MLK son pays respects & calls for cooperation
Martin Luther King Jr.’s eldest son said Monday that he had a “constructive” meeting with Donald Trump — and weighed in on the president-elect’s feud with Rep. John Lewis.
“First of all, I think in the heat of the moment a lot of things get said on both sides,” Martin Luther King III said on the day the nation honors the memory of his father.
He added that he’s a “bridge builder” and called for unity.
“We are a great nation, and we must become a greater nation,” King III said in the lobby of Trump Tower in Midtown.
Lewis, a major player in the civil-rights movement, called Trump’s presidency illegitimate late last week and the feud intensified over the weekend.
Last year, King III spent the national holiday commemorating his father in Nashville, Tenn., where he spoke out against then-candidate Trump’s proposed ban on Muslims, calling it “the most un-American thing I’ve ever heard of.”

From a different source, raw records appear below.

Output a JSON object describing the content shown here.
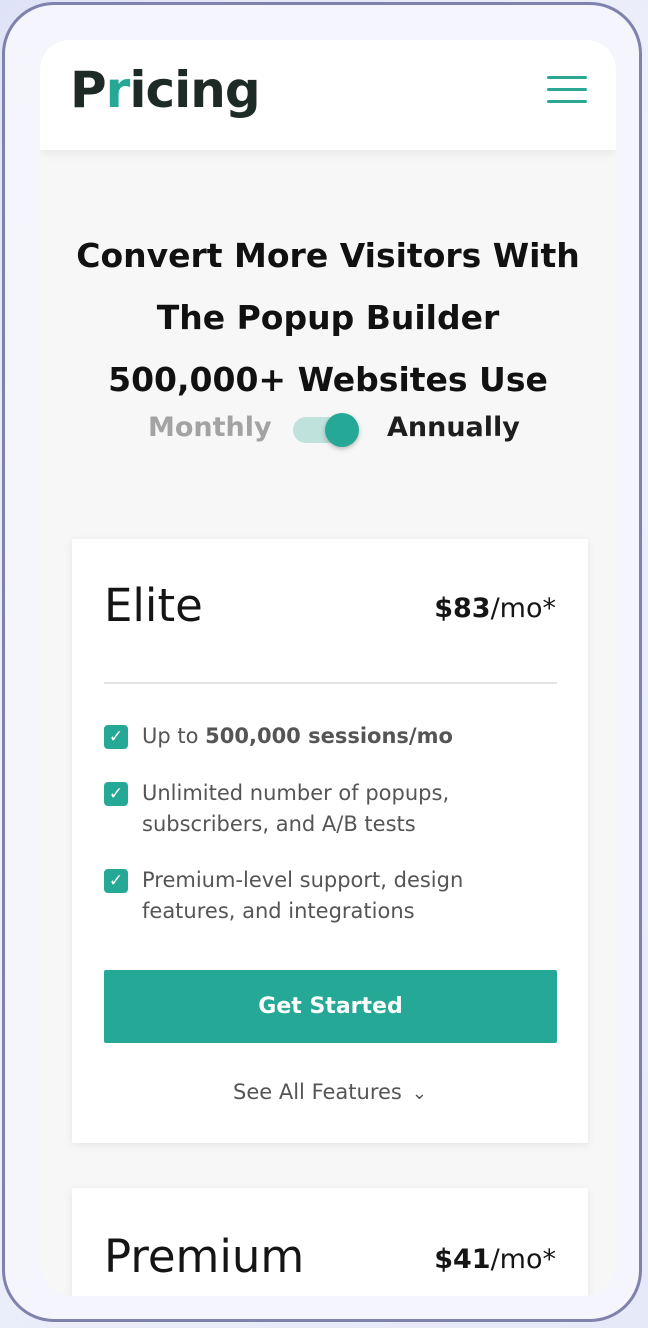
{
  "header": {
    "logo_before": "P",
    "logo_accent": "r",
    "logo_after": "icing",
    "menu_icon": "hamburger-icon"
  },
  "hero": {
    "line1": "Convert More Visitors With",
    "line2": "The Popup Builder",
    "line3": "500,000+ Websites Use"
  },
  "billing": {
    "monthly_label": "Monthly",
    "annually_label": "Annually",
    "selected": "Annually"
  },
  "plans": [
    {
      "name": "Elite",
      "price": "$83",
      "period": "/mo*",
      "features": [
        {
          "prefix": "Up to ",
          "bold": "500,000 sessions/mo",
          "suffix": ""
        },
        {
          "prefix": "Unlimited number of popups, subscribers, and A/B tests",
          "bold": "",
          "suffix": ""
        },
        {
          "prefix": "Premium-level support, design features, and integrations",
          "bold": "",
          "suffix": ""
        }
      ],
      "cta": "Get Started",
      "see_all": "See All Features"
    },
    {
      "name": "Premium",
      "price": "$41",
      "period": "/mo*"
    }
  ],
  "colors": {
    "accent": "#25a996",
    "toggle_track": "#bfe2dc",
    "frame_border": "#7e82ad"
  }
}
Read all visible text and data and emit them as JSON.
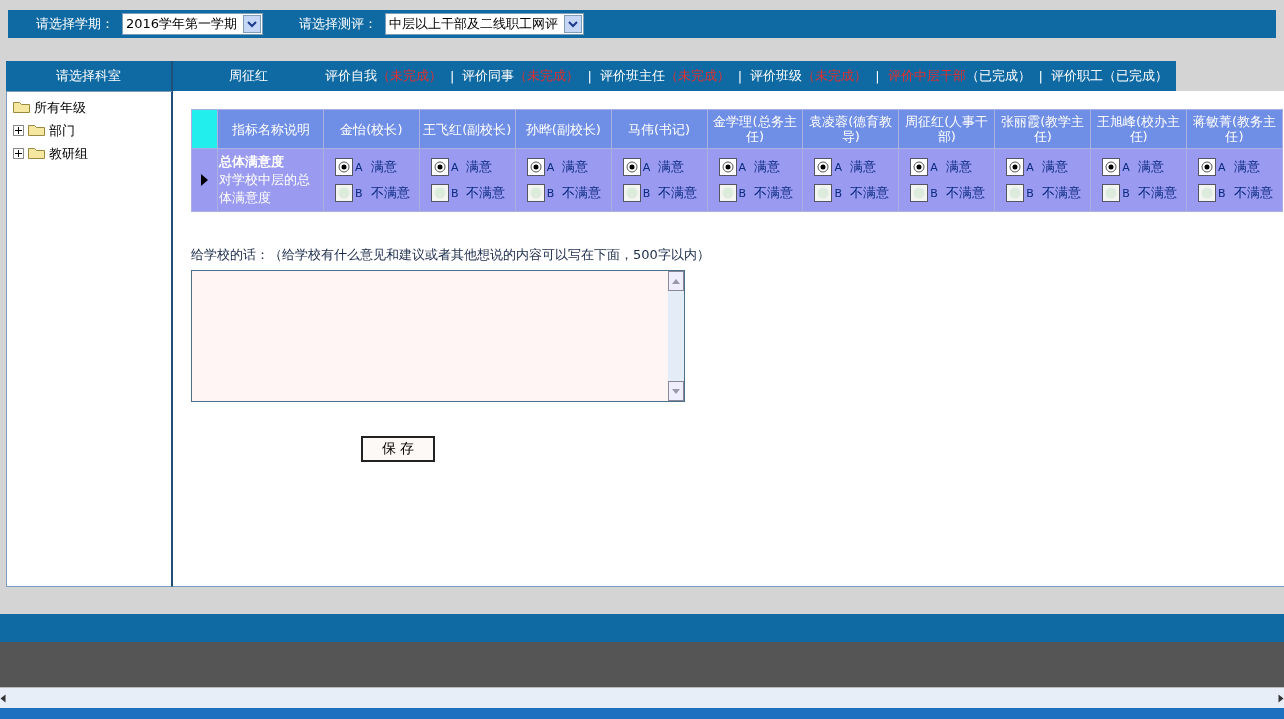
{
  "top_bar": {
    "semester_label": "请选择学期：",
    "semester_value": "2016学年第一学期",
    "survey_label": "请选择测评：",
    "survey_value": "中层以上干部及二线职工网评"
  },
  "sidebar": {
    "title": "请选择科室",
    "tree": [
      {
        "label": "所有年级",
        "expanded": true,
        "children": [
          {
            "label": "部门",
            "expanded": false
          },
          {
            "label": "教研组",
            "expanded": false
          }
        ]
      }
    ]
  },
  "header": {
    "user": "周征红",
    "separator": "|",
    "tabs": [
      {
        "label": "评价自我",
        "status": "（未完成）",
        "done": false,
        "selected": false
      },
      {
        "label": "评价同事",
        "status": "（未完成）",
        "done": false,
        "selected": false
      },
      {
        "label": "评价班主任",
        "status": "（未完成）",
        "done": false,
        "selected": false
      },
      {
        "label": "评价班级",
        "status": "（未完成）",
        "done": false,
        "selected": false
      },
      {
        "label": "评价中层干部",
        "status": "（已完成）",
        "done": true,
        "selected": true
      },
      {
        "label": "评价职工",
        "status": "（已完成）",
        "done": true,
        "selected": false
      }
    ]
  },
  "table": {
    "first_column": "指标名称说明",
    "row_title": "总体满意度",
    "row_description": "对学校中层的总体满意度",
    "people": [
      {
        "name": "金怡(校长)",
        "options": [
          {
            "letter": "A",
            "label": "满意",
            "selected": true
          },
          {
            "letter": "B",
            "label": "不满意",
            "selected": false
          }
        ]
      },
      {
        "name": "王飞红(副校长)",
        "options": [
          {
            "letter": "A",
            "label": "满意",
            "selected": true
          },
          {
            "letter": "B",
            "label": "不满意",
            "selected": false
          }
        ]
      },
      {
        "name": "孙晔(副校长)",
        "options": [
          {
            "letter": "A",
            "label": "满意",
            "selected": true
          },
          {
            "letter": "B",
            "label": "不满意",
            "selected": false
          }
        ]
      },
      {
        "name": "马伟(书记)",
        "options": [
          {
            "letter": "A",
            "label": "满意",
            "selected": true
          },
          {
            "letter": "B",
            "label": "不满意",
            "selected": false
          }
        ]
      },
      {
        "name": "金学理(总务主任)",
        "options": [
          {
            "letter": "A",
            "label": "满意",
            "selected": true
          },
          {
            "letter": "B",
            "label": "不满意",
            "selected": false
          }
        ]
      },
      {
        "name": "袁凌蓉(德育教导)",
        "options": [
          {
            "letter": "A",
            "label": "满意",
            "selected": true
          },
          {
            "letter": "B",
            "label": "不满意",
            "selected": false
          }
        ]
      },
      {
        "name": "周征红(人事干部)",
        "options": [
          {
            "letter": "A",
            "label": "满意",
            "selected": true
          },
          {
            "letter": "B",
            "label": "不满意",
            "selected": false
          }
        ]
      },
      {
        "name": "张丽霞(教学主任)",
        "options": [
          {
            "letter": "A",
            "label": "满意",
            "selected": true
          },
          {
            "letter": "B",
            "label": "不满意",
            "selected": false
          }
        ]
      },
      {
        "name": "王旭峰(校办主任)",
        "options": [
          {
            "letter": "A",
            "label": "满意",
            "selected": true
          },
          {
            "letter": "B",
            "label": "不满意",
            "selected": false
          }
        ]
      },
      {
        "name": "蒋敏菁(教务主任)",
        "options": [
          {
            "letter": "A",
            "label": "满意",
            "selected": true
          },
          {
            "letter": "B",
            "label": "不满意",
            "selected": false
          }
        ]
      }
    ]
  },
  "comment": {
    "label": "给学校的话：（给学校有什么意见和建议或者其他想说的内容可以写在下面，500字以内）"
  },
  "save_button": "保 存"
}
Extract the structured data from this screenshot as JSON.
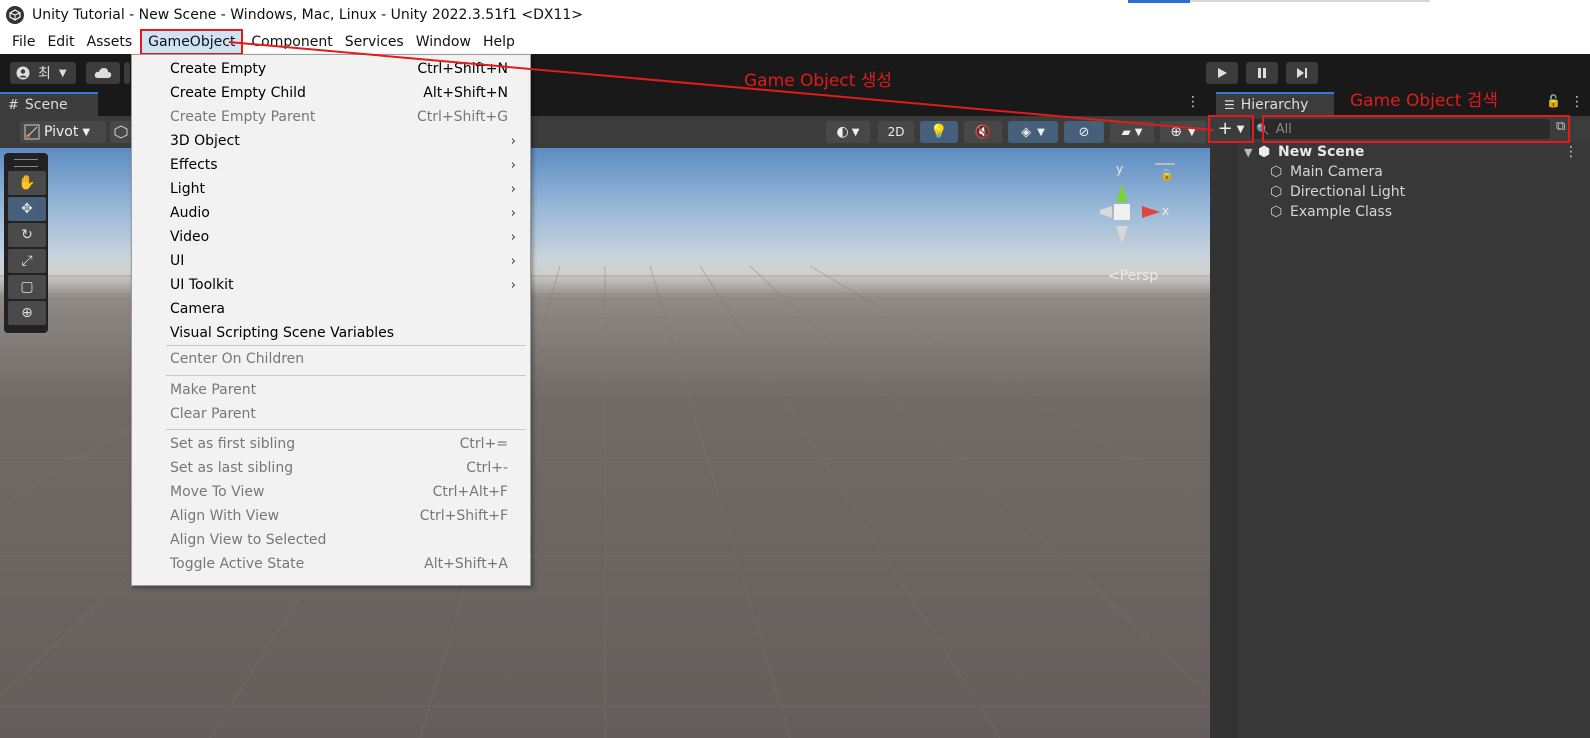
{
  "window": {
    "title": "Unity Tutorial - New Scene - Windows, Mac, Linux - Unity 2022.3.51f1 <DX11>"
  },
  "menubar": {
    "items": [
      "File",
      "Edit",
      "Assets",
      "GameObject",
      "Component",
      "Services",
      "Window",
      "Help"
    ],
    "active": "GameObject"
  },
  "toolbar": {
    "account_label": "최"
  },
  "scene": {
    "tab_label": "Scene",
    "pivot_label": "Pivot",
    "mode_2d_label": "2D",
    "persp_label": "<Persp",
    "gizmo_y": "y",
    "gizmo_x": "x"
  },
  "dropdown": {
    "items": [
      {
        "label": "Create Empty",
        "shortcut": "Ctrl+Shift+N",
        "submenu": false,
        "disabled": false
      },
      {
        "label": "Create Empty Child",
        "shortcut": "Alt+Shift+N",
        "submenu": false,
        "disabled": false
      },
      {
        "label": "Create Empty Parent",
        "shortcut": "Ctrl+Shift+G",
        "submenu": false,
        "disabled": true
      },
      {
        "label": "3D Object",
        "shortcut": "",
        "submenu": true,
        "disabled": false
      },
      {
        "label": "Effects",
        "shortcut": "",
        "submenu": true,
        "disabled": false
      },
      {
        "label": "Light",
        "shortcut": "",
        "submenu": true,
        "disabled": false
      },
      {
        "label": "Audio",
        "shortcut": "",
        "submenu": true,
        "disabled": false
      },
      {
        "label": "Video",
        "shortcut": "",
        "submenu": true,
        "disabled": false
      },
      {
        "label": "UI",
        "shortcut": "",
        "submenu": true,
        "disabled": false
      },
      {
        "label": "UI Toolkit",
        "shortcut": "",
        "submenu": true,
        "disabled": false
      },
      {
        "label": "Camera",
        "shortcut": "",
        "submenu": false,
        "disabled": false
      },
      {
        "label": "Visual Scripting Scene Variables",
        "shortcut": "",
        "submenu": false,
        "disabled": false
      },
      {
        "label": "Center On Children",
        "shortcut": "",
        "submenu": false,
        "disabled": true
      },
      {
        "label": "Make Parent",
        "shortcut": "",
        "submenu": false,
        "disabled": true
      },
      {
        "label": "Clear Parent",
        "shortcut": "",
        "submenu": false,
        "disabled": true
      },
      {
        "label": "Set as first sibling",
        "shortcut": "Ctrl+=",
        "submenu": false,
        "disabled": true
      },
      {
        "label": "Set as last sibling",
        "shortcut": "Ctrl+-",
        "submenu": false,
        "disabled": true
      },
      {
        "label": "Move To View",
        "shortcut": "Ctrl+Alt+F",
        "submenu": false,
        "disabled": true
      },
      {
        "label": "Align With View",
        "shortcut": "Ctrl+Shift+F",
        "submenu": false,
        "disabled": true
      },
      {
        "label": "Align View to Selected",
        "shortcut": "",
        "submenu": false,
        "disabled": true
      },
      {
        "label": "Toggle Active State",
        "shortcut": "Alt+Shift+A",
        "submenu": false,
        "disabled": true
      }
    ]
  },
  "hierarchy": {
    "tab_label": "Hierarchy",
    "search_placeholder": "All",
    "scene_name": "New Scene",
    "objects": [
      "Main Camera",
      "Directional Light",
      "Example Class"
    ]
  },
  "annotations": {
    "create_label": "Game Object 생성",
    "search_label": "Game Object 검색"
  },
  "colors": {
    "accent": "#e21b1b",
    "tab_highlight": "#3a79d6"
  },
  "icons": {
    "hand_tool": "hand-icon",
    "move_tool": "move-icon",
    "rotate_tool": "rotate-icon",
    "scale_tool": "scale-icon",
    "rect_tool": "rect-icon",
    "transform_tool": "transform-icon",
    "play": "play-icon",
    "pause": "pause-icon",
    "step": "step-icon"
  }
}
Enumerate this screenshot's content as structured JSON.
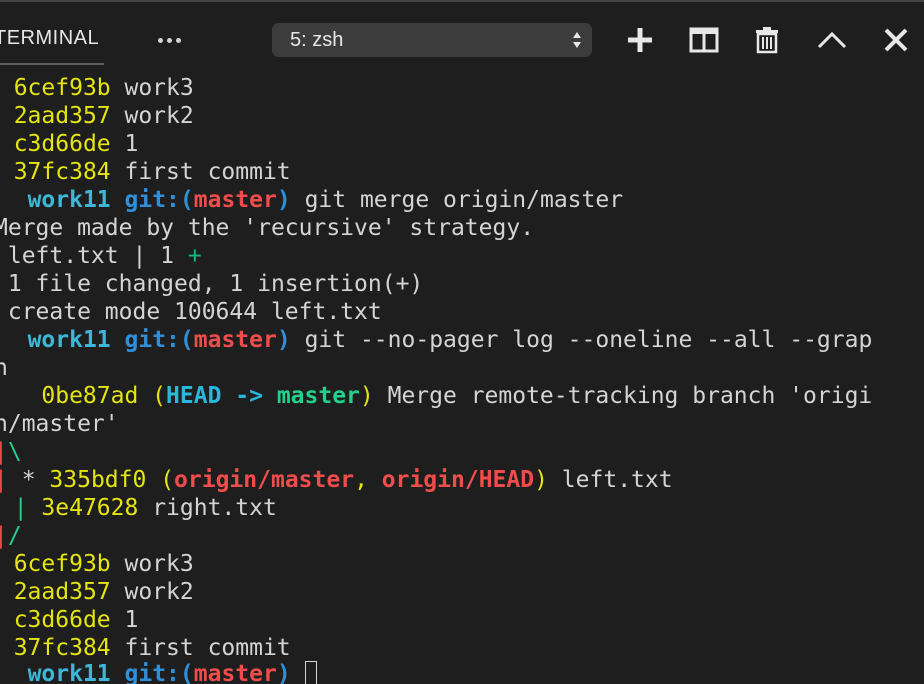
{
  "header": {
    "tab_label": "TERMINAL",
    "terminal_select_value": "5: zsh"
  },
  "terminal": {
    "lines": [
      {
        "prefix": "* ",
        "hash": "6cef93b",
        "text": " work3"
      },
      {
        "prefix": "* ",
        "hash": "2aad357",
        "text": " work2"
      },
      {
        "prefix": "* ",
        "hash": "c3d66de",
        "text": " 1"
      },
      {
        "prefix": "* ",
        "hash": "37fc384",
        "text": " first commit"
      },
      {
        "prompt_arrow": "➜",
        "dir": "work11",
        "git": "git:(",
        "branch": "master",
        "git_close": ")",
        "command": " git merge origin/master"
      },
      {
        "text": "Merge made by the 'recursive' strategy."
      },
      {
        "text": " left.txt | 1 ",
        "plus": "+"
      },
      {
        "text": " 1 file changed, 1 insertion(+)"
      },
      {
        "text": " create mode 100644 left.txt"
      },
      {
        "prompt_arrow": "➜",
        "dir": "work11",
        "git": "git:(",
        "branch": "master",
        "git_close": ")",
        "command": " git --no-pager log --oneline --all --grap"
      },
      {
        "text": "h"
      },
      {
        "prefix": "*   ",
        "hash": "0be87ad",
        "open": " (",
        "head": "HEAD -> ",
        "head_branch": "master",
        "close": ")",
        "text": " Merge remote-tracking branch 'origi"
      },
      {
        "text": "n/master'"
      },
      {
        "graph1": "|",
        "graph2": "\\"
      },
      {
        "graph1": "| ",
        "star": "* ",
        "hash": "335bdf0",
        "open": " (",
        "ref1": "origin/master",
        "sep": ", ",
        "ref2": "origin/HEAD",
        "close": ")",
        "text": " left.txt"
      },
      {
        "prefix": "* ",
        "graph1": "| ",
        "hash": "3e47628",
        "text": " right.txt"
      },
      {
        "graph1": "|",
        "graph2": "/"
      },
      {
        "prefix": "* ",
        "hash": "6cef93b",
        "text": " work3"
      },
      {
        "prefix": "* ",
        "hash": "2aad357",
        "text": " work2"
      },
      {
        "prefix": "* ",
        "hash": "c3d66de",
        "text": " 1"
      },
      {
        "prefix": "* ",
        "hash": "37fc384",
        "text": " first commit"
      },
      {
        "prompt_arrow": "➜",
        "dir": "work11",
        "git": "git:(",
        "branch": "master",
        "git_close": ")",
        "command": " "
      }
    ]
  },
  "colors": {
    "background": "#1e1e1e",
    "hash_yellow": "#e5e510",
    "prompt_green": "#23d18b",
    "dir_cyan": "#29b8db",
    "branch_red": "#f14c4c"
  },
  "icons": [
    "more-icon",
    "plus-icon",
    "split-icon",
    "trash-icon",
    "chevron-up-icon",
    "close-icon"
  ]
}
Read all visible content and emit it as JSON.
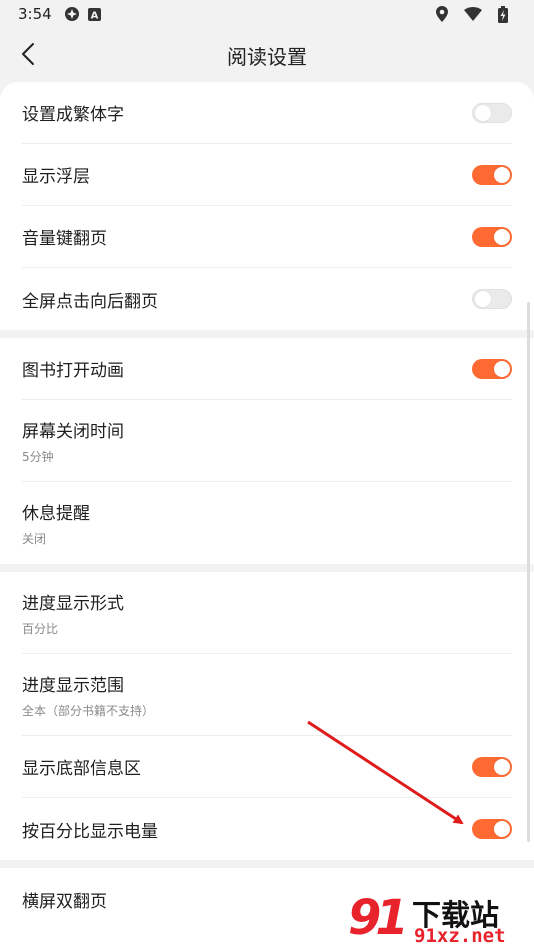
{
  "status_bar": {
    "time": "3:54",
    "left_icons": [
      "vpn-icon",
      "a-box-icon"
    ],
    "right_icons": [
      "location-icon",
      "wifi-icon",
      "battery-charging-icon"
    ]
  },
  "app_bar": {
    "back_icon": "back-chevron-icon",
    "title": "阅读设置"
  },
  "colors": {
    "accent": "#ff6a32",
    "switch_off": "#eaeaea",
    "background": "#f2f2f2",
    "annotation_arrow": "#e01b1b"
  },
  "groups": [
    {
      "items": [
        {
          "label": "设置成繁体字",
          "toggle": "off"
        },
        {
          "label": "显示浮层",
          "toggle": "on"
        },
        {
          "label": "音量键翻页",
          "toggle": "on"
        },
        {
          "label": "全屏点击向后翻页",
          "toggle": "off"
        }
      ]
    },
    {
      "items": [
        {
          "label": "图书打开动画",
          "toggle": "on"
        },
        {
          "label": "屏幕关闭时间",
          "sub": "5分钟"
        },
        {
          "label": "休息提醒",
          "sub": "关闭"
        }
      ]
    },
    {
      "items": [
        {
          "label": "进度显示形式",
          "sub": "百分比"
        },
        {
          "label": "进度显示范围",
          "sub": "全本（部分书籍不支持）"
        },
        {
          "label": "显示底部信息区",
          "toggle": "on"
        },
        {
          "label": "按百分比显示电量",
          "toggle": "on"
        }
      ]
    },
    {
      "items": [
        {
          "label": "横屏双翻页"
        }
      ]
    }
  ],
  "watermark": {
    "logo": "91",
    "title": "下载站",
    "url": "91xz.net"
  }
}
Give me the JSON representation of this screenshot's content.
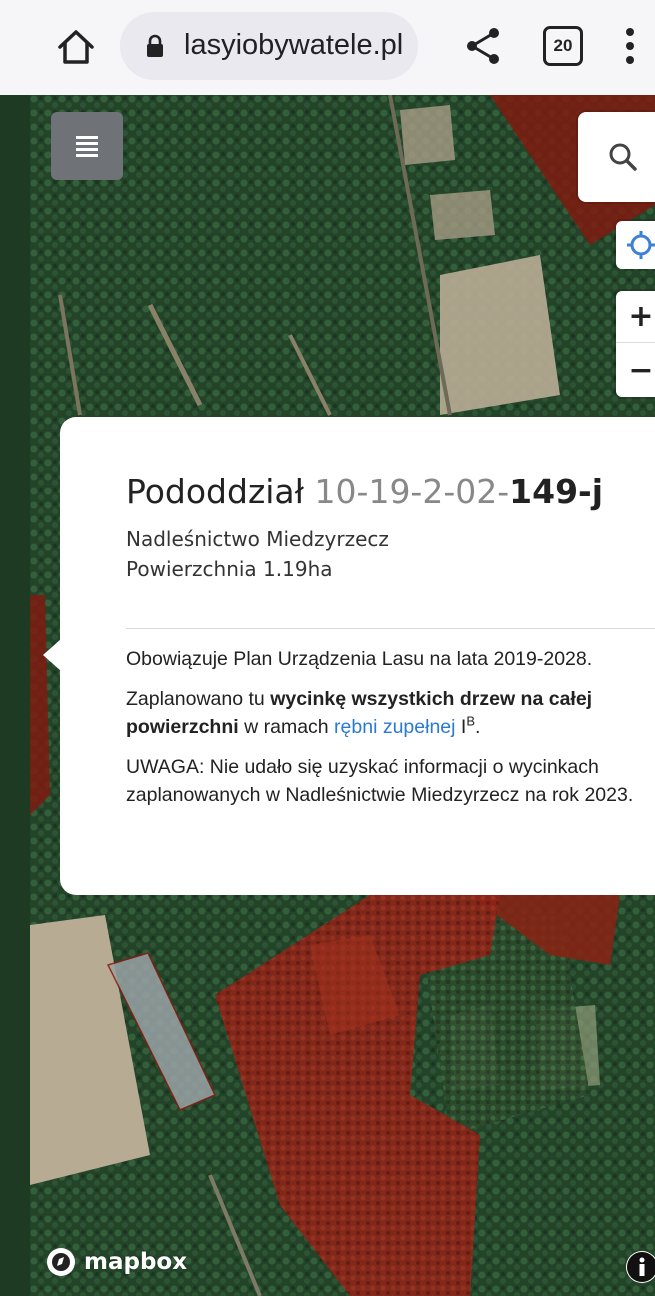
{
  "browser": {
    "url": "lasyiobywatele.pl",
    "tab_count": "20",
    "icons": {
      "home": "home-icon",
      "lock": "lock-icon",
      "share": "share-icon",
      "tabs": "tab-switcher-icon",
      "menu": "more-vert-icon"
    }
  },
  "map": {
    "controls": {
      "layers": "layers-menu-icon",
      "search": "search-icon",
      "geolocate": "geolocate-icon",
      "zoom_in": "+",
      "zoom_out": "−",
      "attribution": "info-icon"
    },
    "attribution_logo": "mapbox",
    "colors": {
      "forest_dark": "#1f3a22",
      "forest_mid": "#2f5230",
      "clearing": "#b7ab93",
      "planned_cut": "#8b1c12",
      "highlight_parcel": "#9aa3a6"
    }
  },
  "popup": {
    "title_word": "Pododdział",
    "code_prefix": "10-19-2-02-",
    "code_suffix": "149-j",
    "district": "Nadleśnictwo Miedzyrzecz",
    "area": "Powierzchnia 1.19ha",
    "plan_text": "Obowiązuje Plan Urządzenia Lasu na lata 2019-2028.",
    "planned_prefix": "Zaplanowano tu ",
    "planned_bold": "wycinkę wszystkich drzew na całej powierzchni",
    "planned_mid": " w ramach ",
    "planned_link": "rębni zupełnej",
    "planned_code": " I",
    "planned_sup": "B",
    "planned_end": ".",
    "warning": "UWAGA: Nie udało się uzyskać informacji o wycinkach zaplanowanych w Nadleśnictwie Miedzyrzecz na rok 2023."
  }
}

King III on Monday said he and Trump discussed preserving voting rights, a key part of the modern civil-rights movement.
He said he talked to Trump about creating a national ID card voters could use during the election to repair a “broken voting system.”
“It is very clear that the system is not working at its maximum,” he said.
Trump and many Republican lawmakers have pushed for voter-ID laws that would require people to show photo identification before they can cast a vote.
Critics say such laws create barriers for those without such IDs — mostly minorities and the poor — and would disenfranchise millions.
“We have to create a climate for all boats to be lifted,” King III said.